Malida (Pashto 'ماليده'; alternatively spelled as Maleeda, called, Urdu: چُوری, Hindi: चूरी, or ملیدہ in Hyderabadi Urdu) is a traditional sweet dessert popular among Pashtun and Persian households in Afghanistan and Pakistan, popular among people in northern India and Pakistan, as well as Hyderabad Deccan. It is made from leftover bread (called Dodei by Pashtuns and Parathas or Rotis in desi households) that is crumbled and pounded, then stir fried with ghee, sugar, dried fruits, and nuts. Malida is often given to young children in the winter as ghee is believed to warm the body and prevent colds, and it is also a traditional dish for some Muslims on the last Wednesday of the Islamic month Safar.
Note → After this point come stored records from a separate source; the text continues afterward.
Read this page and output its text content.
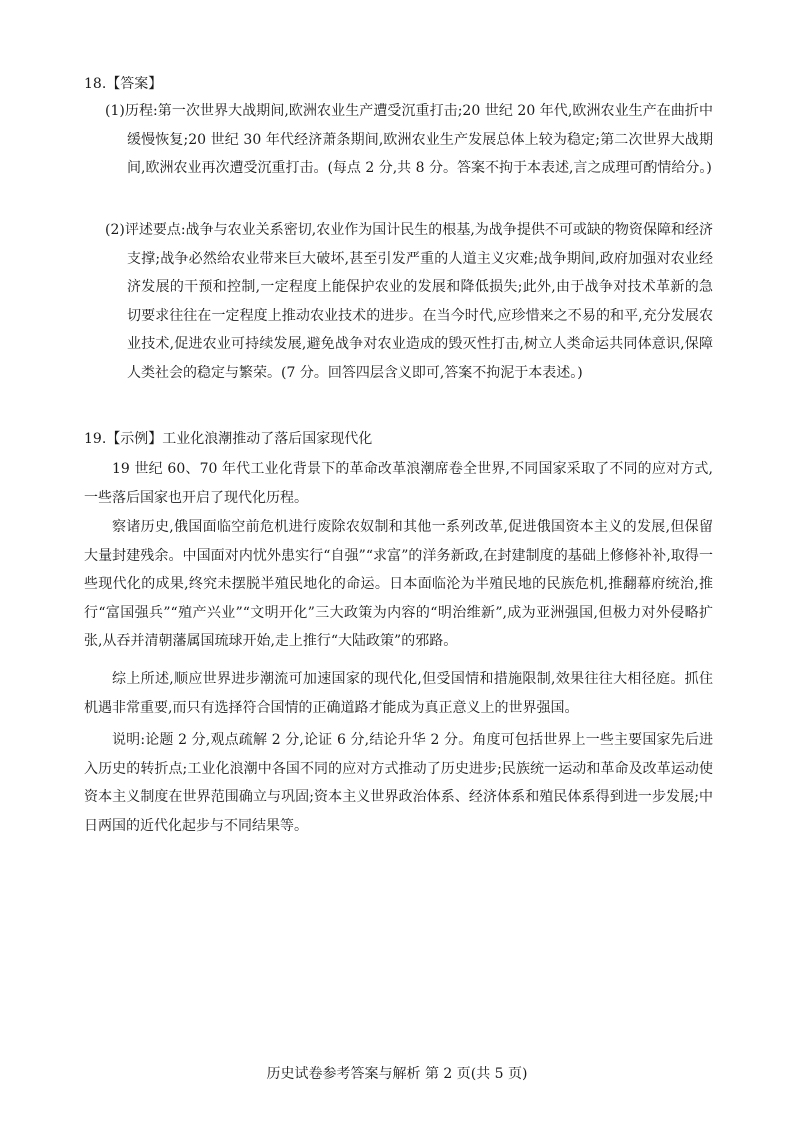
18.【答案】

(1)历程:第一次世界大战期间,欧洲农业生产遭受沉重打击;20 世纪 20 年代,欧洲农业生产在曲折中缓慢恢复;20 世纪 30 年代经济萧条期间,欧洲农业生产发展总体上较为稳定;第二次世界大战期间,欧洲农业再次遭受沉重打击。(每点 2 分,共 8 分。答案不拘于本表述,言之成理可酌情给分。)

(2)评述要点:战争与农业关系密切,农业作为国计民生的根基,为战争提供不可或缺的物资保障和经济支撑;战争必然给农业带来巨大破坏,甚至引发严重的人道主义灾难;战争期间,政府加强对农业经济发展的干预和控制,一定程度上能保护农业的发展和降低损失;此外,由于战争对技术革新的急切要求往往在一定程度上推动农业技术的进步。在当今时代,应珍惜来之不易的和平,充分发展农业技术,促进农业可持续发展,避免战争对农业造成的毁灭性打击,树立人类命运共同体意识,保障人类社会的稳定与繁荣。(7 分。回答四层含义即可,答案不拘泥于本表述。)

19.【示例】工业化浪潮推动了落后国家现代化

19 世纪 60、70 年代工业化背景下的革命改革浪潮席卷全世界,不同国家采取了不同的应对方式,一些落后国家也开启了现代化历程。

察诸历史,俄国面临空前危机进行废除农奴制和其他一系列改革,促进俄国资本主义的发展,但保留大量封建残余。中国面对内忧外患实行“自强”“求富”的洋务新政,在封建制度的基础上修修补补,取得一些现代化的成果,终究未摆脱半殖民地化的命运。日本面临沦为半殖民地的民族危机,推翻幕府统治,推行“富国强兵”“殖产兴业”“文明开化”三大政策为内容的“明治维新”,成为亚洲强国,但极力对外侵略扩张,从吞并清朝藩属国琉球开始,走上推行“大陆政策”的邪路。

综上所述,顺应世界进步潮流可加速国家的现代化,但受国情和措施限制,效果往往大相径庭。抓住机遇非常重要,而只有选择符合国情的正确道路才能成为真正意义上的世界强国。

说明:论题 2 分,观点疏解 2 分,论证 6 分,结论升华 2 分。角度可包括世界上一些主要国家先后进入历史的转折点;工业化浪潮中各国不同的应对方式推动了历史进步;民族统一运动和革命及改革运动使资本主义制度在世界范围确立与巩固;资本主义世界政治体系、经济体系和殖民体系得到进一步发展;中日两国的近代化起步与不同结果等。

历史试卷参考答案与解析 第 2 页(共 5 页)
Malida is a common way to use up extra parathas or rotis.

== Etymology ==
The word 'malida' comes from Pashto word meaning 'fine pieces', equivalent of the Persian 'ميده' with the same meaning. The word Choori is derived from the word Choor (چُور) which means pieces, this implies that the Parathas or Rotis are broken down into smaller pieces and mixed with various other ingredients to make this sweet dish.

== Churi Roza ==
Many Muslims in the Indian subcontinent celebrate the last Wednesday of the Islamic month Safar by fasting, and breaking the fast with sweet Choori. The method is supposedly attributed to Sunnah, but almost every Islamic Sect deems it a Bid'ah (i.e. Innovation in Religion).

==Seder Eliyahu HaNavi==
Among the Bene Israel, Malida (מלידה) is the name of a traditional ceremony also known as Seder Eliyahu HaNavi in honour of the prophet Elijah, who was historically revered as the protector of the Indian Jews.